About the Work
Alberto Giacometti’s sculptures are close and far away at the same time. The material, the bronze, is close; the body – which remains an unfulfilled promise – is out of reach. No matter how close the viewer gets to it, the delicate, fragile figure of the woman with a broken shoulder does not become any more tangible or richer in detail. The distance remains. Giacometti suspended the relativity of location and lent his protagonists an absolute remoteness of the kind we are familiar with from painting, from figures on canvas. We watch his bodies in their incessant process of disappearing.
About the Acquisition
Almost twenty years after it was created, the stark yet fragile bronze sculpture by Alberto Giacometti, the most important Swiss sculptor, was purchased for the Sammlung der Moderne at the Städel Museum.
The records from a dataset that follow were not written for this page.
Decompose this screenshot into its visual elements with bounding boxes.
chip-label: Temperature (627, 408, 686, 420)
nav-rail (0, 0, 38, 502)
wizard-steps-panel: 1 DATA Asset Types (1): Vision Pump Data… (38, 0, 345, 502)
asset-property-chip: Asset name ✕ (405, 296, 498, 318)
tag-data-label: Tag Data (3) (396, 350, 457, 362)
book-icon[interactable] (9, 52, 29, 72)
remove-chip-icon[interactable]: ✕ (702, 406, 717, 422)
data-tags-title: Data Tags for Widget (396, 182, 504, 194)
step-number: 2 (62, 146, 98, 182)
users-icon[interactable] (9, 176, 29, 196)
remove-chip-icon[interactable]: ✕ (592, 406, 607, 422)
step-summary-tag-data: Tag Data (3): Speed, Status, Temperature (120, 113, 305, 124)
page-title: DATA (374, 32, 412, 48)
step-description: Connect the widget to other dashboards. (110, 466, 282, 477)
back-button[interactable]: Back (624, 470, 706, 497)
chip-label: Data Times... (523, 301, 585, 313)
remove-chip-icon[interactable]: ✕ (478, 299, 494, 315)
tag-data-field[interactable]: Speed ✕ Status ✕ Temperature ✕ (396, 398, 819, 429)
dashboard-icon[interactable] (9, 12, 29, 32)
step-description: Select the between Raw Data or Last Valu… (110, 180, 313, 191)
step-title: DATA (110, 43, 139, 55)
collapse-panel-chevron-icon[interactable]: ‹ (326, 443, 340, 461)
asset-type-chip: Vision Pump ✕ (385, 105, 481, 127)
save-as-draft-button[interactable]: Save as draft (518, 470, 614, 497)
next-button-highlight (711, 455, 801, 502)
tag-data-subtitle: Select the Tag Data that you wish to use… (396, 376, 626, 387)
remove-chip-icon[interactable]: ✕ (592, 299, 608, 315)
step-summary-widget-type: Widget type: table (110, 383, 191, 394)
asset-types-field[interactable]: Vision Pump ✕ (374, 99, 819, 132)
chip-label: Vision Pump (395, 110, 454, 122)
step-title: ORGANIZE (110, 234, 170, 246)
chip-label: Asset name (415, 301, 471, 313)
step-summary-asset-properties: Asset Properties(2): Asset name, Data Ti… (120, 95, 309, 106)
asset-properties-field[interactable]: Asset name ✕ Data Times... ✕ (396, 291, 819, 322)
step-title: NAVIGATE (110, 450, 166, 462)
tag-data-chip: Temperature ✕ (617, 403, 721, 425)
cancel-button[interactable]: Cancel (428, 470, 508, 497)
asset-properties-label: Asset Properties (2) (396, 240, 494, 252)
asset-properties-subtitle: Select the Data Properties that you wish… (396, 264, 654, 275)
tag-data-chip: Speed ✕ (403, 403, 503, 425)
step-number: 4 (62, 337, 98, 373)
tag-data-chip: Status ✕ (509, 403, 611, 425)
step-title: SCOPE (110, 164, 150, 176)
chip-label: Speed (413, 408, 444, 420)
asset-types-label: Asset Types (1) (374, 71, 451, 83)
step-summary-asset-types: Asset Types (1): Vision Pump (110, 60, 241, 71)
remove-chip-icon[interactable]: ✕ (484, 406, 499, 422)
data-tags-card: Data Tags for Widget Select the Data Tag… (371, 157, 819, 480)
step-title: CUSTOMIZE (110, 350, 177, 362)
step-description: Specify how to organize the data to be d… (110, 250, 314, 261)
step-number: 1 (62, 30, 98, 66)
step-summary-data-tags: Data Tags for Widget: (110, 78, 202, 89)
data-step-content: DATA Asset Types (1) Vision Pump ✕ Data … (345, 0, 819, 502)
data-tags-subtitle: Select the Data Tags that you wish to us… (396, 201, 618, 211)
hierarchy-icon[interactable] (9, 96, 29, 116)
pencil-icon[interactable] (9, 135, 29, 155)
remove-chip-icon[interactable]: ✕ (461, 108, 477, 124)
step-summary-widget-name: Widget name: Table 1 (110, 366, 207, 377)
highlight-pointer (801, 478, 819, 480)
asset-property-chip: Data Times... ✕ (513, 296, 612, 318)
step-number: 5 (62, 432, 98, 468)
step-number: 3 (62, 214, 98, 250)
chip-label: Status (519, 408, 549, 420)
It arrived in Frankfurt am Main in 1987 from the Kunsthandlung Ernst Beyeler, Basel, as a gift of the Schweizerische Kreditanstalt (Deutschland) AG. Founded in Zurich in 1856, it was at this time that the Schweizerische Kreditanstalt (SKA) - today's Credit Suisse - began to establish itself as a patron of art, among other things. Today the cultural sponsoring by Credit Suisse is concentrated on the fields of classical music, jazz and fine art.